A Goodness-of-Fit Test for One-Sample Life Table Data
针对分组删失数据,提出一种不依赖删失分布假设的拟合优度检验,用于检验假设的生存曲线与观测数据的一致性,适用于寿命测试和医学试验。
Abstract Grouped censored data are common in life testing, medical trials, and other fields. Individuals, subject to a disease, have their lifetimes recorded as belonging to a certain interval. If the individuals are censored or removed before death, then it is only known that their lifetimes were at least as great as the beginning of the interval in which the individuals were censored. A goodness-of-fit problem is to test the agreement of a hypothesized survival curve with the observed data. Several tests have been proposed in the literature that require various assumptions about the censoring distribution. It is shown in this article that if these conditions are relaxed, then the tests may no longer have the stated properties, such as the correct size.
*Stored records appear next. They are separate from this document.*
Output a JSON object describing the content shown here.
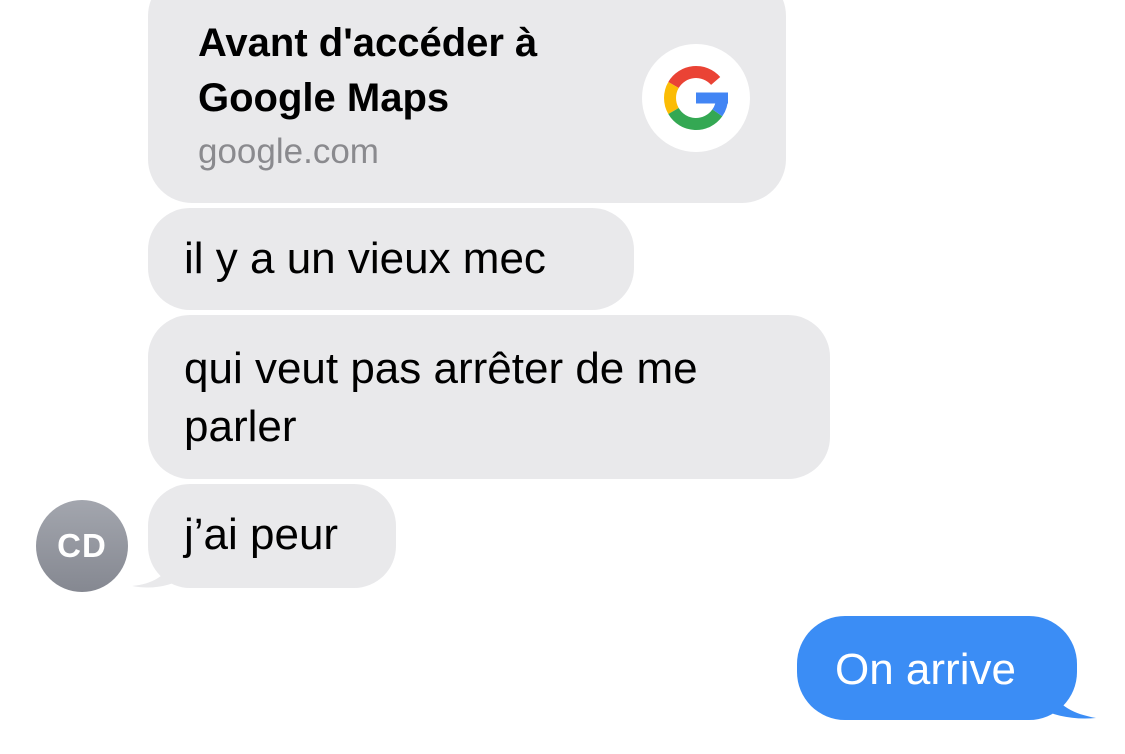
{
  "link_preview": {
    "title": "Avant d'accéder à Google Maps",
    "domain": "google.com",
    "icon": "google-g-icon"
  },
  "messages": [
    {
      "direction": "incoming",
      "text": "il y a un vieux mec"
    },
    {
      "direction": "incoming",
      "text": "qui veut pas arrêter de me parler"
    },
    {
      "direction": "incoming",
      "text": "j’ai peur"
    },
    {
      "direction": "outgoing",
      "text": "On arrive"
    }
  ],
  "sender": {
    "initials": "CD"
  },
  "colors": {
    "incoming_bubble": "#e9e9eb",
    "outgoing_bubble": "#3b8df5",
    "avatar": "#9a9da5",
    "domain_text": "#8a8a8e"
  }
}
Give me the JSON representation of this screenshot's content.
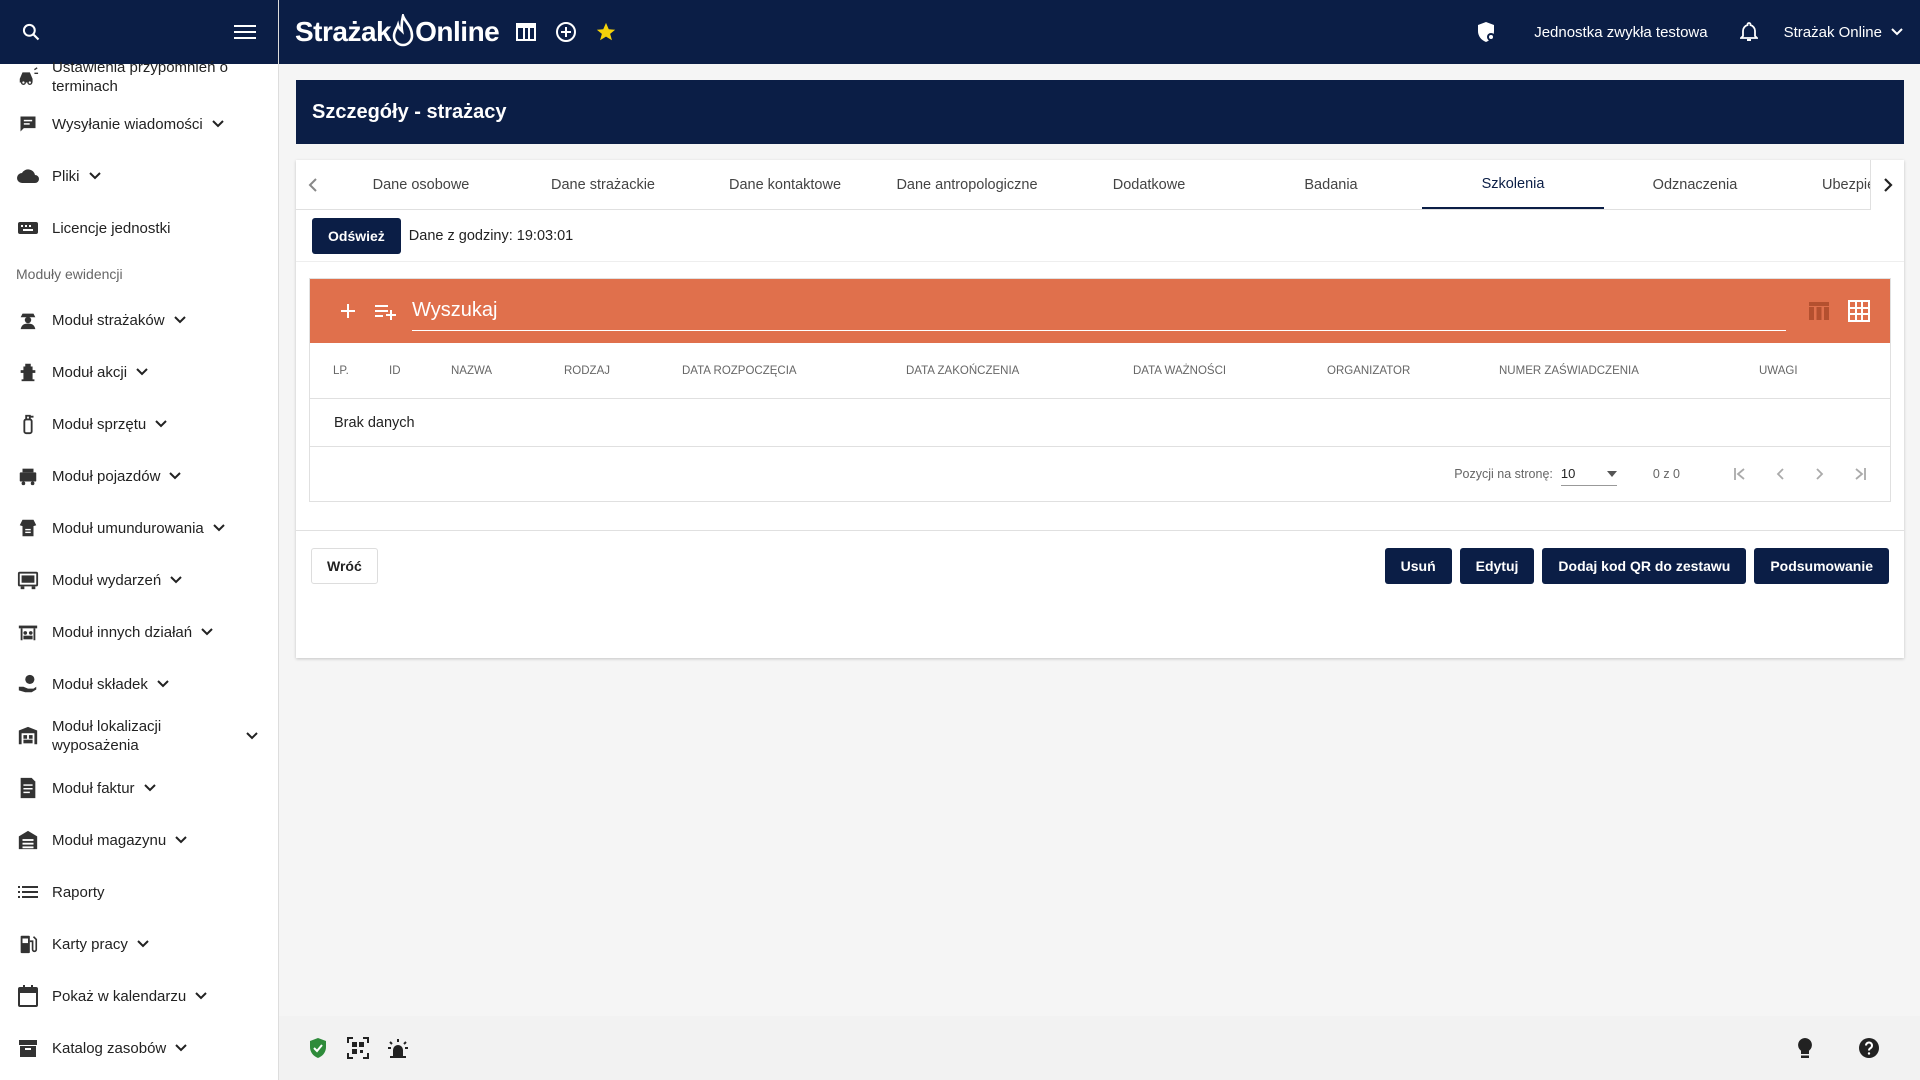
{
  "header": {
    "brand_left": "Strażak",
    "brand_right": "Online",
    "unit_name": "Jednostka zwykła testowa",
    "user_name": "Strażak Online"
  },
  "sidebar": {
    "items": [
      {
        "label_line1": "Ustawienia przypomnień o",
        "label_line2": "terminach",
        "icon": "car-alarm-icon"
      },
      {
        "label": "Wysyłanie wiadomości",
        "icon": "message-icon",
        "expandable": true
      },
      {
        "label": "Pliki",
        "icon": "cloud-icon",
        "expandable": true
      },
      {
        "label": "Licencje jednostki",
        "icon": "keyboard-icon"
      }
    ],
    "section_label": "Moduły ewidencji",
    "modules": [
      {
        "label": "Moduł strażaków",
        "icon": "firefighter-icon"
      },
      {
        "label": "Moduł akcji",
        "icon": "fire-hydrant-icon"
      },
      {
        "label": "Moduł sprzętu",
        "icon": "extinguisher-icon"
      },
      {
        "label": "Moduł pojazdów",
        "icon": "truck-icon"
      },
      {
        "label": "Moduł umundurowania",
        "icon": "uniform-icon"
      },
      {
        "label": "Moduł wydarzeń",
        "icon": "event-icon"
      },
      {
        "label": "Moduł innych działań",
        "icon": "other-actions-icon"
      },
      {
        "label": "Moduł składek",
        "icon": "fees-icon"
      },
      {
        "label_line1": "Moduł lokalizacji",
        "label_line2": "wyposażenia",
        "icon": "location-icon"
      },
      {
        "label": "Moduł faktur",
        "icon": "invoice-icon"
      },
      {
        "label": "Moduł magazynu",
        "icon": "warehouse-icon"
      },
      {
        "label": "Raporty",
        "icon": "list-icon",
        "expandable": false
      },
      {
        "label": "Karty pracy",
        "icon": "fuel-icon"
      },
      {
        "label": "Pokaż w kalendarzu",
        "icon": "calendar-icon"
      },
      {
        "label": "Katalog zasobów",
        "icon": "archive-icon"
      }
    ]
  },
  "page": {
    "title": "Szczegóły - strażacy",
    "tabs": [
      "Dane osobowe",
      "Dane strażackie",
      "Dane kontaktowe",
      "Dane antropologiczne",
      "Dodatkowe",
      "Badania",
      "Szkolenia",
      "Odznaczenia",
      "Ubezpieczenia"
    ],
    "active_tab": "Szkolenia",
    "refresh_label": "Odśwież",
    "data_time": "Dane z godziny: 19:03:01"
  },
  "table": {
    "search_placeholder": "Wyszukaj",
    "columns": [
      "LP.",
      "ID",
      "NAZWA",
      "RODZAJ",
      "DATA ROZPOCZĘCIA",
      "DATA ZAKOŃCZENIA",
      "DATA WAŻNOŚCI",
      "ORGANIZATOR",
      "NUMER ZAŚWIADCZENIA",
      "UWAGI"
    ],
    "empty_text": "Brak danych",
    "page_size_label": "Pozycji na stronę:",
    "page_size": "10",
    "range": "0 z 0"
  },
  "actions": {
    "back": "Wróć",
    "delete": "Usuń",
    "edit": "Edytuj",
    "add_qr": "Dodaj kod QR do zestawu",
    "summary": "Podsumowanie"
  },
  "colors": {
    "navy": "#0b1e46",
    "toolbar_orange": "#e0704c",
    "star": "#f5d20a",
    "shield_green": "#2e8b3a"
  }
}
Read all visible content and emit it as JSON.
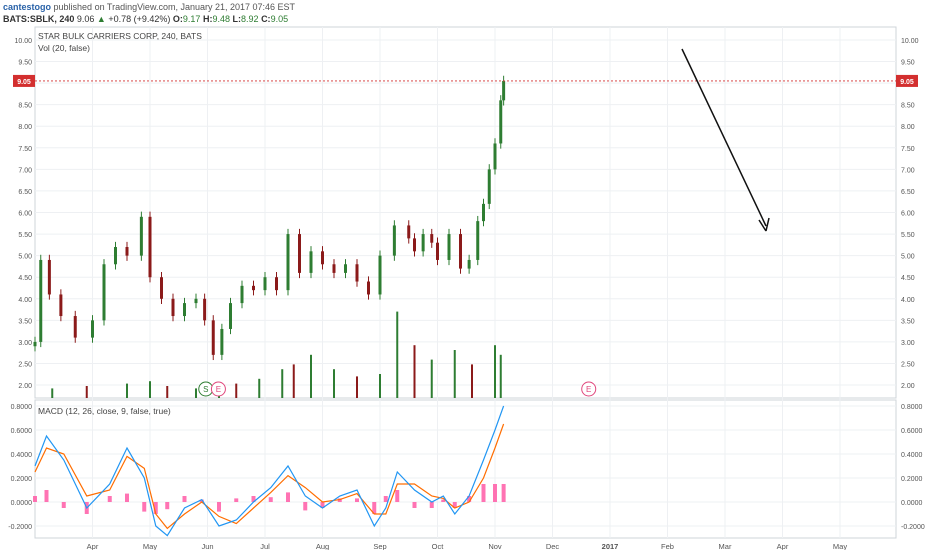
{
  "header": {
    "user": "cantestogo",
    "published": "published on TradingView.com, January 21, 2017 07:46 EST",
    "symbol": "BATS:SBLK, 240",
    "last": "9.06",
    "change": "+0.78 (+9.42%)",
    "open_label": "O:",
    "open": "9.17",
    "high_label": "H:",
    "high": "9.48",
    "low_label": "L:",
    "low": "8.92",
    "close_label": "C:",
    "close": "9.05",
    "up_icon": "triangle-up-icon"
  },
  "main_pane": {
    "title": "STAR BULK CARRIERS CORP, 240, BATS",
    "volume_label": "Vol (20, false)",
    "price_marker": "9.05"
  },
  "macd_pane": {
    "label": "MACD (12, 26, close, 9, false, true)"
  },
  "events": [
    {
      "letter": "S",
      "color": "#2e7d32",
      "x_month": 4.97
    },
    {
      "letter": "E",
      "color": "#e0467c",
      "x_month": 5.19
    },
    {
      "letter": "E",
      "color": "#e0467c",
      "x_month": 11.63
    }
  ],
  "colors": {
    "up": "#2e7d32",
    "down": "#8b1a1a",
    "macd": "#2196f3",
    "signal": "#ff6d00",
    "hist": "#ff5ba6",
    "marker": "#d32f2f"
  },
  "chart_data": [
    {
      "type": "candlestick",
      "title": "STAR BULK CARRIERS CORP, 240, BATS",
      "x_ticks": [
        "Apr",
        "May",
        "Jun",
        "Jul",
        "Aug",
        "Sep",
        "Oct",
        "Nov",
        "Dec",
        "2017",
        "Feb",
        "Mar",
        "Apr",
        "May"
      ],
      "y_ticks": [
        "2.00",
        "2.50",
        "3.00",
        "3.50",
        "4.00",
        "4.50",
        "5.00",
        "5.50",
        "6.00",
        "6.50",
        "7.00",
        "7.50",
        "8.00",
        "8.50",
        "9.00",
        "9.50",
        "10.00"
      ],
      "ylim": [
        1.7,
        10.3
      ],
      "series": [
        {
          "x_month": [
            2.0,
            2.1,
            2.25,
            2.45,
            2.7,
            3.0,
            3.2,
            3.4,
            3.6,
            3.85,
            4.0,
            4.2,
            4.4,
            4.6,
            4.8,
            4.95,
            5.1,
            5.25,
            5.4,
            5.6,
            5.8,
            6.0,
            6.2,
            6.4,
            6.6,
            6.8,
            7.0,
            7.2,
            7.4,
            7.6,
            7.8,
            8.0,
            8.25,
            8.5,
            8.6,
            8.75,
            8.9,
            9.0,
            9.2,
            9.4,
            9.55,
            9.7,
            9.8,
            9.9,
            10.0,
            10.1,
            10.15
          ],
          "close": [
            3.0,
            4.9,
            4.1,
            3.6,
            3.1,
            3.5,
            4.8,
            5.2,
            5.0,
            5.9,
            4.5,
            4.0,
            3.6,
            3.9,
            4.0,
            3.5,
            2.7,
            3.3,
            3.9,
            4.3,
            4.2,
            4.5,
            4.2,
            5.5,
            4.6,
            5.1,
            4.8,
            4.6,
            4.8,
            4.4,
            4.1,
            5.0,
            5.7,
            5.4,
            5.1,
            5.5,
            5.3,
            4.9,
            5.5,
            4.7,
            4.9,
            5.8,
            6.2,
            7.0,
            7.6,
            8.6,
            9.05
          ]
        }
      ]
    },
    {
      "type": "bar",
      "title": "Vol (20, false)",
      "x_month": [
        2.3,
        2.9,
        3.6,
        4.0,
        4.3,
        4.8,
        5.2,
        5.5,
        5.9,
        6.3,
        6.5,
        6.8,
        7.2,
        7.6,
        8.0,
        8.3,
        8.6,
        8.9,
        9.3,
        9.6,
        10.0,
        10.1
      ],
      "values": [
        0.2,
        0.25,
        0.3,
        0.35,
        0.25,
        0.2,
        0.25,
        0.3,
        0.4,
        0.6,
        0.7,
        0.9,
        0.6,
        0.45,
        0.5,
        1.8,
        1.1,
        0.8,
        1.0,
        0.7,
        1.1,
        0.9
      ]
    },
    {
      "type": "line",
      "title": "MACD (12, 26, close, 9, false, true)",
      "y_ticks": [
        "-0.2000",
        "0.0000",
        "0.2000",
        "0.4000",
        "0.6000",
        "0.8000"
      ],
      "ylim": [
        -0.3,
        0.85
      ],
      "x_month": [
        2.0,
        2.2,
        2.5,
        2.9,
        3.3,
        3.6,
        3.9,
        4.1,
        4.3,
        4.6,
        4.9,
        5.2,
        5.5,
        5.8,
        6.1,
        6.4,
        6.7,
        7.0,
        7.3,
        7.6,
        7.9,
        8.1,
        8.3,
        8.6,
        8.9,
        9.1,
        9.3,
        9.55,
        9.8,
        10.0,
        10.15
      ],
      "series": [
        {
          "name": "MACD",
          "values": [
            0.3,
            0.55,
            0.35,
            -0.05,
            0.15,
            0.45,
            0.2,
            -0.2,
            -0.28,
            -0.05,
            0.02,
            -0.2,
            -0.15,
            0.0,
            0.12,
            0.3,
            0.05,
            -0.05,
            0.05,
            0.1,
            -0.2,
            -0.05,
            0.25,
            0.1,
            0.0,
            0.05,
            -0.1,
            0.05,
            0.35,
            0.6,
            0.8
          ]
        },
        {
          "name": "Signal",
          "values": [
            0.25,
            0.45,
            0.4,
            0.05,
            0.1,
            0.38,
            0.28,
            -0.1,
            -0.22,
            -0.1,
            0.0,
            -0.12,
            -0.18,
            -0.05,
            0.08,
            0.22,
            0.12,
            0.0,
            0.02,
            0.07,
            -0.1,
            -0.1,
            0.15,
            0.15,
            0.05,
            0.03,
            -0.05,
            0.0,
            0.2,
            0.45,
            0.65
          ]
        },
        {
          "name": "Histogram",
          "values": [
            0.05,
            0.1,
            -0.05,
            -0.1,
            0.05,
            0.07,
            -0.08,
            -0.1,
            -0.06,
            0.05,
            0.02,
            -0.08,
            0.03,
            0.05,
            0.04,
            0.08,
            -0.07,
            -0.05,
            0.03,
            0.03,
            -0.1,
            0.05,
            0.1,
            -0.05,
            -0.05,
            0.02,
            -0.05,
            0.05,
            0.15,
            0.15,
            0.15
          ]
        }
      ]
    }
  ]
}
To derive a test under minimal conditions, the maximum likelihood estimates of the probability of death or censoring in an interval are found, given that the probability of death in the absence of censoring is a certain quantity. The estimates are used to construct the maximum likelihood test of the fit of the postulated survival curve. The test does not require any assumptions about the censoring marginal distribution. If the assumptions for the more specific tests hold, however, then there may be some loss of power.